The Australian Cinnamon is a very pale yellow-green, somewhat deeper than a lutino but lighter than an American Cinnamon. Australian Cinnamons, which were formerly expensive and difficult to buy, are becoming more widely available. Cinnamon infants of either variety are easy to spot in the nest because their eyes are whiter than the black eyes of typical chicks, but not as red as the lutino’s. The eyes darken as the chicks age, and although they are presumably still “redder” than a regular eye, they seem black, exactly like a typical peachie.
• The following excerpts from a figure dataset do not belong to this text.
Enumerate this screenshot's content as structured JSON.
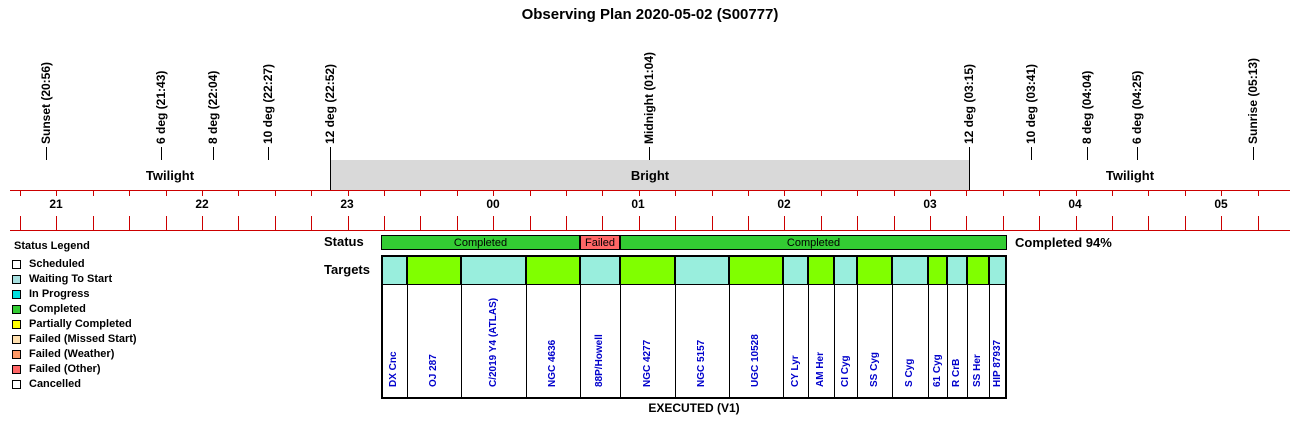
{
  "title": "Observing Plan 2020-05-02 (S00777)",
  "events": [
    {
      "label": "Sunset (20:56)"
    },
    {
      "label": "6 deg (21:43)"
    },
    {
      "label": "8 deg (22:04)"
    },
    {
      "label": "10 deg (22:27)"
    },
    {
      "label": "12 deg (22:52)"
    },
    {
      "label": "Midnight (01:04)"
    },
    {
      "label": "12 deg (03:15)"
    },
    {
      "label": "10 deg (03:41)"
    },
    {
      "label": "8 deg (04:04)"
    },
    {
      "label": "6 deg (04:25)"
    },
    {
      "label": "Sunrise (05:13)"
    }
  ],
  "bands": {
    "twilight_left": "Twilight",
    "bright": "Bright",
    "twilight_right": "Twilight"
  },
  "hours": [
    "21",
    "22",
    "23",
    "00",
    "01",
    "02",
    "03",
    "04",
    "05"
  ],
  "legend": {
    "title": "Status Legend",
    "items": [
      {
        "label": "Scheduled",
        "color": "#ffffff"
      },
      {
        "label": "Waiting To Start",
        "color": "#a8e0e0"
      },
      {
        "label": "In Progress",
        "color": "#00e0e0"
      },
      {
        "label": "Completed",
        "color": "#33cc33"
      },
      {
        "label": "Partially Completed",
        "color": "#ffff00"
      },
      {
        "label": "Failed (Missed Start)",
        "color": "#ffe0b0"
      },
      {
        "label": "Failed (Weather)",
        "color": "#ff9966"
      },
      {
        "label": "Failed (Other)",
        "color": "#ff6666"
      },
      {
        "label": "Cancelled",
        "color": "#ffffff"
      }
    ]
  },
  "status_row": {
    "label": "Status",
    "segments": [
      {
        "label": "Completed",
        "color": "#33cc33"
      },
      {
        "label": "Failed",
        "color": "#ff6666"
      },
      {
        "label": "Completed",
        "color": "#33cc33"
      }
    ],
    "summary": "Completed 94%"
  },
  "targets_row": {
    "label": "Targets",
    "targets": [
      {
        "name": "DX Cnc",
        "color": "#99eedd"
      },
      {
        "name": "OJ 287",
        "color": "#80ff00"
      },
      {
        "name": "C/2019 Y4 (ATLAS)",
        "color": "#99eedd"
      },
      {
        "name": "NGC 4636",
        "color": "#80ff00"
      },
      {
        "name": "88P/Howell",
        "color": "#99eedd"
      },
      {
        "name": "NGC 4277",
        "color": "#80ff00"
      },
      {
        "name": "NGC 5157",
        "color": "#99eedd"
      },
      {
        "name": "UGC 10528",
        "color": "#80ff00"
      },
      {
        "name": "CY Lyr",
        "color": "#99eedd"
      },
      {
        "name": "AM Her",
        "color": "#80ff00"
      },
      {
        "name": "CI Cyg",
        "color": "#99eedd"
      },
      {
        "name": "SS Cyg",
        "color": "#80ff00"
      },
      {
        "name": "S Cyg",
        "color": "#99eedd"
      },
      {
        "name": "61 Cyg",
        "color": "#80ff00"
      },
      {
        "name": "R CrB",
        "color": "#99eedd"
      },
      {
        "name": "SS Her",
        "color": "#80ff00"
      },
      {
        "name": "HIP 87937",
        "color": "#99eedd"
      }
    ]
  },
  "footer": "EXECUTED (V1)",
  "colors": {
    "grid_red": "#cc0000",
    "bright_band": "#d9d9d9",
    "twilight_band": "#ffffff"
  }
}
Young Cinnamons have a dark marking on their beak, but it is considerably lighter in shade than the profound black mark on the beak of a Normal Green Peachfaced youngster. A Lutino infant has no black spot on its beak. The Australian cinnamon on the left has constructed a magnificent nest for her offspring.
The bird on the right is an American Cinnamon (this is a blue Am. cinnamon; it is also whitefaced).
When two sex-linked mutations are combined, several extremely intriguing outcomes occur. Because each of these mutations occurs on the sex-determining chromosomal pair, a female may only carry one of these mutations at a time; nevertheless, a rare genetic “crossover” will occur when a father bird possesses one gene each of American Cinnamon and Lutino. As a consequence of this crossing, the American Cinnamon Gene and the Lutino Gene end up on the same chromosome. The new, combined mutation is known as a “Lacewing.” They are pretty uncommon (photo not available).
When a male bird possesses one Lutino gene and one Australian Cinnamon gene, he will resemble an Australian Cinnamon bird, however he will be significantly darker in color. This bird is also known as a “splitcinnamonino.” For example, the Australian cinnamon hen (top) and the orange-faced lutino male (right) would produce “splitcinnamonino” males. Because both mutations in this pairing to the right are sex-linked, we will be able to tell the gender of each infant by its color (splitcinnamoninos will be males, lutinos will be females).
We’ve been examining these hues in terms of “green series” birds. The emergence of these sex-linked mutations differs in “blue series” birds. The bird seen below is a creamino, which is the ino mutation of a blue peachfaced lovebird.